Zuvor treffen sich Anja und er an einer Straßenecke, die wie alle Straßenecken in Linz überallhin führen. Es hilft nichts: Linz bleibt eine Kleinstadt. Anja spricht und gestikuliert, er steht mit den Händen in den Taschen seiner abgewetzten Jeans. Von außen ist das Gesprächsthema nicht ersichtlich, zu sehr springt sie in Gedanken von einem Ort zum anderen, ihr Markenzeichen, wofür er sich immer wieder mit ihr trifft.

Die Gruppe kennt ihn als Juri. Er antwortet auf den Namen, als wären diese vier Buchstaben wirklich er, aber tatsächlich streift er ihn jedes Mal an der nächsten Straßenecke ab, wird ein Anderer (nur einer von vielen, nicht der Andere, der ja Volker ist). Das ist der Tanz, das spielerische und gleichzeitig rücksichtslose Vergnügen: zu niemandem gehören, niemanden brauchen, nichts wollen, ein Niemand sein. Mit Genuss bemalt er seine weiße Silhouette mit schwarzen Markierungen. Seine Gewohnheit ist das Über- und Abstreifen von Persönlichkeiten.

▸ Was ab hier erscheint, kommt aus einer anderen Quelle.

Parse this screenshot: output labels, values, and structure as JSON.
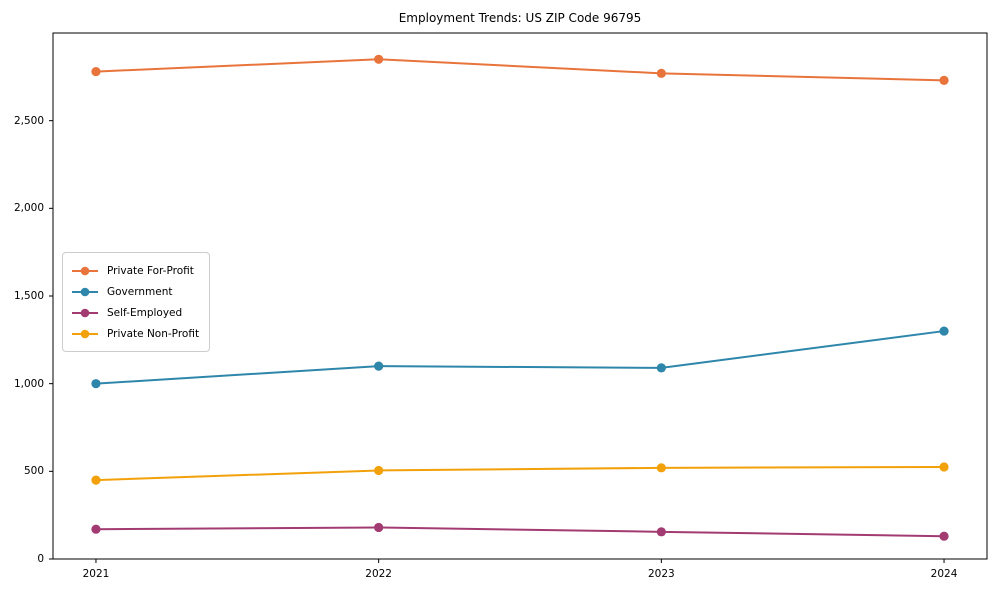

Er nimmt die Pfeife vom Optimisten entgegen und saugt den Rauch tief ein, in der Hoffnung auf inneres Verrotten. Es wäre nicht schade, aber was ist das überhaupt für ein Wort, was gibt es schon zu bewahren? Später betäubt die Schwere, die sich mit dem bläulichen Rauch über Anja und ihn legt, seine irrenden (irren) Gedanken. Er schielt zu ihr und erträgt die aufkommende Sehnsucht nach etwas Anderem, sie wendet ihm die bemantelte Seite zu.

An der Unionkreuzung trennen sie sich vom Optimisten, der Eine aufatmend und froh, diesen Idealismus gepaart mit Wehmut aus den Ohren zu bekommen. Anja schlendert an seiner Seite, ahnungslos und ahnungsvoll, eine kindliche Weise, solange er sie kennt, was lange ist. Er folgt dem Auf und Ab ihrer glänzenden Locken, an denen der Nachtwind zupft. Er sucht ihren Blick, aber sie starrt und redet in die Luft vor ihnen.

Worte fallen von seinen Lippen und zerschlagen den Moment. Sie fühlt sich von Nostalgie gestreift. Irgendwann holt sie Luft, nur um das Vakuum zu füllen, was ihr misslingt. Deshalb streckt er die Hand aus, sucht eine unmögliche Bestätigung in ihrer Körperwärme.

Sie wirbelt herum. Das Klackern ihrer Absätze lenkt ihn für einen Moment ab, er neigt den Kopf lauschend zur Seite, bevor er ihr folgt. Das Unheil legt sich wie eine Wolldecke über sie, ihn, den Optimisten, und gibt ihm das Gefühl, in einem zu kleinen, zu heißen Raum zu ersticken.

Zwei Gestalten schälen sich aus der Dunkelheit, aber auf einmal hallen Schritte viel näher und eine Bewegung in seinen Augenwinkeln reißt seine Aufmerksamkeit auf die Seitengasse zu seiner Linken.

Vielleicht wird er Anja verdammen, wie sie ihn gerade verdammt hat, aber kann er sie überhaupt erreichen?